Tampoco se da el caso de que todo sea pacífico y estable en el interior de una burbuja, es decir, en el interior de una comunidad imaginaria que ha emergido como resultado de un algoritmo. Las burbujas son frágiles, y siempre nos hacen tragar jabón. Ello ocurre en particular cuando algunos miembros de la comunidad se empeñan constantemente en lavar la boca de quienes no promueven un discurso lo suficientemente puro: una dinámica que parece intrínseca al actual debate de la izquierda en Internet, a lo que hoy se conoce como cultura de la cancelación. Tal como lo expresa el crítico Mark Fisher, esta cultura está impulsada por “el deseo sacerdotal de excomulgar y condenar, el pedante deseo académico de ser el primero en detectar un error, así como el deseo hipster de pertenecer al grupo en boga”. En consecuencia, para volver a la cuestión del manspreading, no se trata solo de que tanta gente se agote en discutir con troles rusos que se disfrazan de conservadores estadounidenses para defender el derecho de los hombres a sentarse con las piernas tan separadas como lo deseen en aras de satisfacer una necesidad anatómica.

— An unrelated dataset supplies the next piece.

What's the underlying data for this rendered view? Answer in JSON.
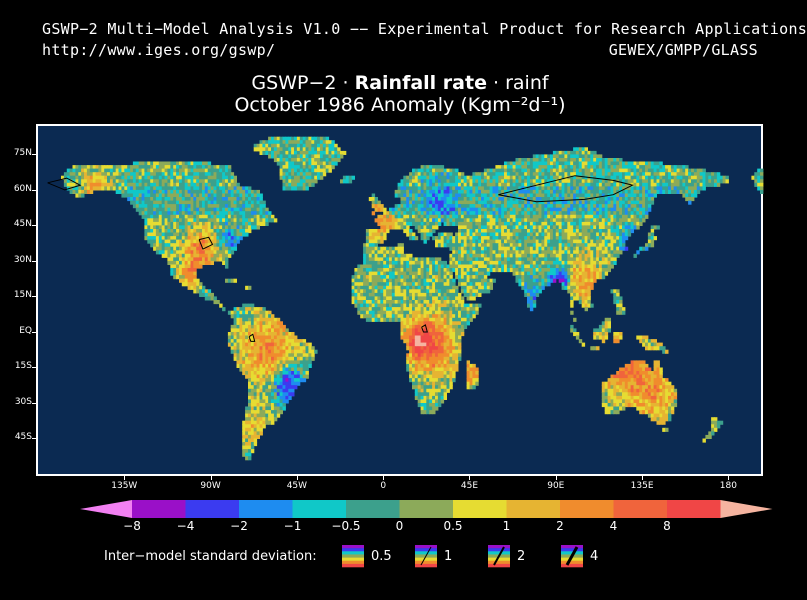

Estas personas también se agotan a sí mismas hasta el punto de empeñarse en condenar hasta el intento más vacilante de reconocer que las legítimas expresiones de deseos a veces se excluyen mutuamente.
Cuando alguien se atreve a expresar en línea una opinión que no coincide con la ortodoxia, los representantes de la comunidad ortodoxa en cuestión no tardan en abalanzarse sobre él o sobre ella para dejarle en claro que no forma parte del grupo. Este castigo provoca efectos nada desdeñables en el mundo real. No es la Revolución Cultural, pero no por ello su espíritu deja de ser fundamentalmente maoísta. El hecho de que el maoísmo pueda prosperar a un nivel subestatal, con consecuencias políticas reales incluso en un mundo gobernado por el populismo de derecha, es una lección significativa que ni el propio Mao podría haber augurado. (…)
Podríamos trazar una analogía entre la temprana historia de Internet que vivimos hoy y el momento en el que un entero campamento de homínidos, luego de haber usado una rama encendida por un rayo para calentarse durante la noche, sucumbió al fuego hasta no dejar más que cenizas. El calor fue agradable al principio, hasta que no lo fue más. Luego de la tragedia ocurrida en esa primera noche, es lógico que los seres humanos no tuvieran la menor idea de todo lo que acarrearía el futuro, de toda la violencia y la innovación, de toda la calidez y la muerte. La gran diferencia radica en el hecho de que, entre el dominio del fuego y el ascenso de Internet, los seres humanos desarrollaron la aspiración a una forma de decisión colectiva basada en la razón, y que Internet parece desempeñar un papel central en la rápida decadencia de esa aspiración, aun cuando hasta hace muy poco tiempo encarnara la esperanza de fortalecer y desarrollar las instituciones democráticas en lugar de debilitarlas.